Está cansado? Que tipo de cansado?
Tem fadiga mental pra todos os gostos.
Quem é que não está mentalmente cansado hoje em dia? Cientistas franceses acharam o motivo. É um neurotransmissor chamado glutamato. Deu na The Economist. Ele se acumula no cérebro, causando a sensação de fadiga.
Solução? Ora, dormir. Por enquanto, é isso mesmo. Daqui a pouco, alguém inventará outro bloqueador de fadiga mental. E ficaremos mais ou menos dependentes, como de tantos outros remédios e substâncias.

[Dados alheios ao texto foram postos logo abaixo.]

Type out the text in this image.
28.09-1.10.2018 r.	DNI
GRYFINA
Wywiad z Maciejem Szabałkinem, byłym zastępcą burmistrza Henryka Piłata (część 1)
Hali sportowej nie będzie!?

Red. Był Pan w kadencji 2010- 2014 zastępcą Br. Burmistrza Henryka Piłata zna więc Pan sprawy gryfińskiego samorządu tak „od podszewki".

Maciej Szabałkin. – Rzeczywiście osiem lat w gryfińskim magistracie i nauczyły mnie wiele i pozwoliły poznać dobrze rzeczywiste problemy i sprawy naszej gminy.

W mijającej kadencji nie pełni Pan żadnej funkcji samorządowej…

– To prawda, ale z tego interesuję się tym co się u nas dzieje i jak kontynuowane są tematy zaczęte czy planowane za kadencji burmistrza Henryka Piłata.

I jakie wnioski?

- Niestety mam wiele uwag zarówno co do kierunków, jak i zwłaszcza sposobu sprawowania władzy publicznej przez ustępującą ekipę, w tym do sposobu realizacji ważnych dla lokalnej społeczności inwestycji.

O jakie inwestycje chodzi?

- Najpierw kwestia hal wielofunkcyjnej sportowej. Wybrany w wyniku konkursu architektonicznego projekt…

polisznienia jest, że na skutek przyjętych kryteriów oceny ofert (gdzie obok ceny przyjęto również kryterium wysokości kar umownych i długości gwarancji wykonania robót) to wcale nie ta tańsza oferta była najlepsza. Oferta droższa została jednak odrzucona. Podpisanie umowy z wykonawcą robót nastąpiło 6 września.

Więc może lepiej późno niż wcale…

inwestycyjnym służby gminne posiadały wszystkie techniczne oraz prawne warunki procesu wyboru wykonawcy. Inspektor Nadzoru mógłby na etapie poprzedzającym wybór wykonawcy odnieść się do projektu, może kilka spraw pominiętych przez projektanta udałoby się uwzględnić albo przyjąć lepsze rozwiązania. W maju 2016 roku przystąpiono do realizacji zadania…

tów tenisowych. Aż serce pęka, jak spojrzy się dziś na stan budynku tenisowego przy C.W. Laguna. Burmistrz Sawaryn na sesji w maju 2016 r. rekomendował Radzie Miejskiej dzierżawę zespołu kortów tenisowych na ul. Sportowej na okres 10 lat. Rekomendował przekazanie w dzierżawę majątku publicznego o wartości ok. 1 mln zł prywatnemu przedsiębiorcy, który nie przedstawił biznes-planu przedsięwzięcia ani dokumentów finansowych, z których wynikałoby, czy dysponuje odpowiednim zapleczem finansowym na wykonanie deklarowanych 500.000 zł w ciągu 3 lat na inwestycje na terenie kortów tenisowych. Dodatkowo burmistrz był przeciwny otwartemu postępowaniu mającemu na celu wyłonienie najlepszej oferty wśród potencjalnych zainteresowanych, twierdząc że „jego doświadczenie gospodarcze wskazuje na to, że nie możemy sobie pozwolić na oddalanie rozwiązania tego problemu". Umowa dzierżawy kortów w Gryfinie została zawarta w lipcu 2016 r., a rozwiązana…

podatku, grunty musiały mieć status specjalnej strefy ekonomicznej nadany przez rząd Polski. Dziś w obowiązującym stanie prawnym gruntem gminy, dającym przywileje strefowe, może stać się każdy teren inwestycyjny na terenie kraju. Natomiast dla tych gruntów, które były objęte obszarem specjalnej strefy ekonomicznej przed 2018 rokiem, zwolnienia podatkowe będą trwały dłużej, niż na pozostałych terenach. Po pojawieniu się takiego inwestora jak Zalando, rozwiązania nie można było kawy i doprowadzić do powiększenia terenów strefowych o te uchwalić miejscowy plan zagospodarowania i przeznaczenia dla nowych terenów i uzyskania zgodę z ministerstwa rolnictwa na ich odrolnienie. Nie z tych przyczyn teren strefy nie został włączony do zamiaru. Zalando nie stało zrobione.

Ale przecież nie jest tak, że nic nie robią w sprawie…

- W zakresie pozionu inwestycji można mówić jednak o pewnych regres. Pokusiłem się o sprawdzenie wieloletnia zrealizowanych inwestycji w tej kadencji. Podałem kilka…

Mas por que toquei nesse assunto, que conheço tão pouco? Quer dizer, neurociência, não cansaço mental. Nesse, sou PhD. Ao longo da minha vida, meus estilos de vida paralelos (escritor e meditador) me colocaram numa posição privilegiada pra enfrentar períodos de fadigas mentais.
Uso o plural porque nem todas são iguais. Vamos dividir a fadiga em duas categorias:
Fadigas de dispersão
A mais fácil de perceber é a fadiga decorrente da ausência de foco. Surge do multitasking, da procrastinação, do scroll infinito, de pular de uma “diversão” pra outra. Após horas de indulgência nesse estilo de vida, a pessoa se sente completamente exausta. E, ainda assim, pode repetir comportamentos compulsivos por horas. Até apagar num sofá.
Outra fadiga mental conhecida é a que deriva da antecipação, da ansiedade. Sofrer por antecedência. Prática tão velha, que foi criticada na Ásia por diversas tradições “religiosas” e pelos Estoicos, na cultura europeia. O esgotamento mental vem da prática de pensar obsessivamente sobre uma situação hipotética, tentando prever cenários, calcular resultados e encontrar explicações.
E também há a fadiga pela quantidade de informação a ser processada. Agenda lotada, muita gente falando ao mesmo tempo, demandas que se acumulam. Excesso de estímulo. A parte que causa mais cansaço é a sensação de descontrole, de desorganização e de perigo iminente.
Fadigas de concentração
De modo geral, temos medo de tarefas mentais que exigem concentração. Antes de nos engajamos nelas, podemos cair no limbo das fadigas de dispersão. Mas, uma vez que você começa, o foco acaba produzindo energia e entusiasmo. Mesmo que você não entre no famigerado estado de fluxo.
A ideia de que você está “realizando algo” traz uma sensação psicológica de poder. Isso ajuda a combater o cansaço. É um pouco como fazer exercício físico: ao final de uma sequência, bate uma fadiga prazerosa, até.
É claro: estou falando aqui do ponto de vista de um neurotípico. Pessoas com outras características mentais sentirão outros cansaços.
Tudo isso pra dizer que é difícil medir fadiga mental. Essa tendência de explicar tudo via neuroquímica pode render umas anedotas na Economist e gerar conteúdo por aí. Mas experimentar cansaço é outra coisa.
Não estou defendendo, nem atacando. Não quero promover aqui a filosofia do “vou descansar quando morrer”. Nem a do “vou morrer de tanto descansar”. Minha pergunta é: e se encontrarmos uma “molécula” da fadiga mental? Vamos ignorar todo o contexto social e psicológico do fenômeno?
Nem sempre há como evitar fadiga mental. Maternidade e paternidade, por exemplo. Emergências de saúde. Trabalhos acumulados. Retiros. Nessas circunstâncias, fica evidente qual são os maiores energizadores e bloqueadores de cansaço humano: narrativas.
Não há glutamato que derrube motivação ou engajamento em ideias. Até certo ponto, é possível suportar graus elevados de burn out. David Blaine que o diga.
Obviamente, não queremos mais um bloqueador de cansaço que danifique a saúde. Ou que ignore questões culturais fundamentais. Já temos diversos deles por aí. Incluindo computadores. Incluindo entretenimento.